It's about three weeks ago that I view as a turning point in my not quite completed recovery from covid. (For earlier installments in the series, see here; here; here; here; here; here; here; here; here; here; here; here; here; here; here; and here). Since then I lead a more active and social life. I walk about five miles a day. I try to write three days a week for about five to six hours a day on my quixotic Foucault and the liberal art of government project. At the end of each week, I am pleasantly surprised how much progress I have made. But I don't trust my own judgment yet whether this is professionally interesting or just a weird form of delusional auto-cognitive-therapy.
I am more pro-active in reaching out to family by phone. I am less noise sensitive than I had been most of the year. We do family dinners again, and I find that when other people put on music I don't run away anymore. Last week I went to my son's school play, and enjoyed most of it. While my reading is still light, I did referee two papers this past month.

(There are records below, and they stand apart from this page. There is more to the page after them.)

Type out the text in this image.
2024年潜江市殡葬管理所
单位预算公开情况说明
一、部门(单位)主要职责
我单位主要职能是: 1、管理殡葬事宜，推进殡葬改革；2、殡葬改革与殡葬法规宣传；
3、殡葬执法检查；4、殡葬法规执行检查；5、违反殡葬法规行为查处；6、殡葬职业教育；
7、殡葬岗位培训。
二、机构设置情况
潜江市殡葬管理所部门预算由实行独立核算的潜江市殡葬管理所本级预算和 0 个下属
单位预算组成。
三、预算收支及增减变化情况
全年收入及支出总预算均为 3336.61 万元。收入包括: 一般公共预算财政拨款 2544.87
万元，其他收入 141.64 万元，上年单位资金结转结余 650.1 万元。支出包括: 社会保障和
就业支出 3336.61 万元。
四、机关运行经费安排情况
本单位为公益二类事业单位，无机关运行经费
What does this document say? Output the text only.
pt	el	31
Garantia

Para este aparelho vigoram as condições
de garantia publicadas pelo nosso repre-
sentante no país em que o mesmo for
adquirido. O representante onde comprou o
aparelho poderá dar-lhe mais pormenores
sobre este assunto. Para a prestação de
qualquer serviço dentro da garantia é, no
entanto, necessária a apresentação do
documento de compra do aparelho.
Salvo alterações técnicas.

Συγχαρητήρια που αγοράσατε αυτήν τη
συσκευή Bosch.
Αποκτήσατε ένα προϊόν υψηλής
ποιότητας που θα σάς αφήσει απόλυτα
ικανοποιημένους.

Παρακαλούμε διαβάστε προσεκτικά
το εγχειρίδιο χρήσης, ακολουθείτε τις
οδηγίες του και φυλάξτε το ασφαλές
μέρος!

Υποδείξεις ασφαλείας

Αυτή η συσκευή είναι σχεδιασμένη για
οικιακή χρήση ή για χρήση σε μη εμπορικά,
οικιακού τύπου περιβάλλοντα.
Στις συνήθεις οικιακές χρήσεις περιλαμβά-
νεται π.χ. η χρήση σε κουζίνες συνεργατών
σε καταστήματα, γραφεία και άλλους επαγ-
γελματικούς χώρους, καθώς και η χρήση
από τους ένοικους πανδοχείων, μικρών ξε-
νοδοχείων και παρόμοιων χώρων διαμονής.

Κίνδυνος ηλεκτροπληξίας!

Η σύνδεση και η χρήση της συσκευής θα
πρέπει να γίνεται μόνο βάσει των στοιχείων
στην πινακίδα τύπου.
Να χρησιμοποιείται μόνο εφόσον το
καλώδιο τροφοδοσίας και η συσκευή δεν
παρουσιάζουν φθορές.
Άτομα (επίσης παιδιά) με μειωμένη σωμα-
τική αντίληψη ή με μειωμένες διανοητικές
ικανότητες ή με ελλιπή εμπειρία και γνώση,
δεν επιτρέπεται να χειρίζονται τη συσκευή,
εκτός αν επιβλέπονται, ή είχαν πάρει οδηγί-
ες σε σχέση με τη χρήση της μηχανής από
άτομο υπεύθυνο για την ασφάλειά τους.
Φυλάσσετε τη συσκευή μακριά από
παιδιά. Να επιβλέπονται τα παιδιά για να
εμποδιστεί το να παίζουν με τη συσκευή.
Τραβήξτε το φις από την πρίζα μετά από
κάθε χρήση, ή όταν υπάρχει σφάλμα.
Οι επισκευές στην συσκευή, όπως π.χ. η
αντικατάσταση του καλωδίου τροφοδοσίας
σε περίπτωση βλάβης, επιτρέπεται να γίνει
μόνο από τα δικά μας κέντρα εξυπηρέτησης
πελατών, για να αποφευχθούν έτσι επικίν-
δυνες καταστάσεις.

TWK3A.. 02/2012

A propos of nothing. I read Ursula Le Guin's early novels: Rocannon's World and Planet of Exile in reverse order. They are both part of the Hainish universe. Planet of Exile was a bit disappointing, although in a weird way reassuring that her genius and wisdom was not fully formed at once. In re-reading Rocannon's World, I could see when in my first reading I had quit. I am glad that I gave it a second chance: it's a beautiful homage to Tolkien, and simultaneously a powerful meditation on the what it's like to be in the service of empire in the name of science and humanity. Since I had recently read Mill's (1859) "Few Words on Nonintervention," (as part of my liberal art of government project), Le Guin's wisdom really shined for me.
So, at first sight I seem recovered. And I am enjoying the mental space that for the first time in several decades I am free from deadlines and other commitments. I especially enjoy the privilege to ignore emails. My university does not have sabbaticals, so I imagine this is the headspace I have always imagined sabbaticals to be like. Of course, in a sabbatical I would try to write and read much more and more intensely.
Most of the obvious symptoms of Covid have disappeared: I sleep much better. Even so, while I feel much improved and optimistic again, there are some signs that not all is well yet. First, thirty to forty-five minutes is my limit of multi-person zoom. (I can lengthen that a bit if I close my eyes and treat it like a radio-show.) At that point I start to fatigue and irritability creeps into my demeanor. Yesterday, I went to a delightful and small dinner-party (of five adults and two kids). After about an hour I started to fade. This fatigue can slide into modest temporary headaches (although nothing like what I experienced earlier in the year).
Second, I still have weird memory issues where I seem to have missed parts of conversations. I mangle words, and I can't recall names of people and events. Because my life is so simple at the moment, and I am so visibly improving, it's not especially disconcerting.
Meanwhile I am still waiting for my appointment at the long haul clinic. Given my ongoing symptoms the perspective if a neurologist might be useful, although the neurologists I know all caution me not to expect much. Every week I check on cancelations, so far to no avail.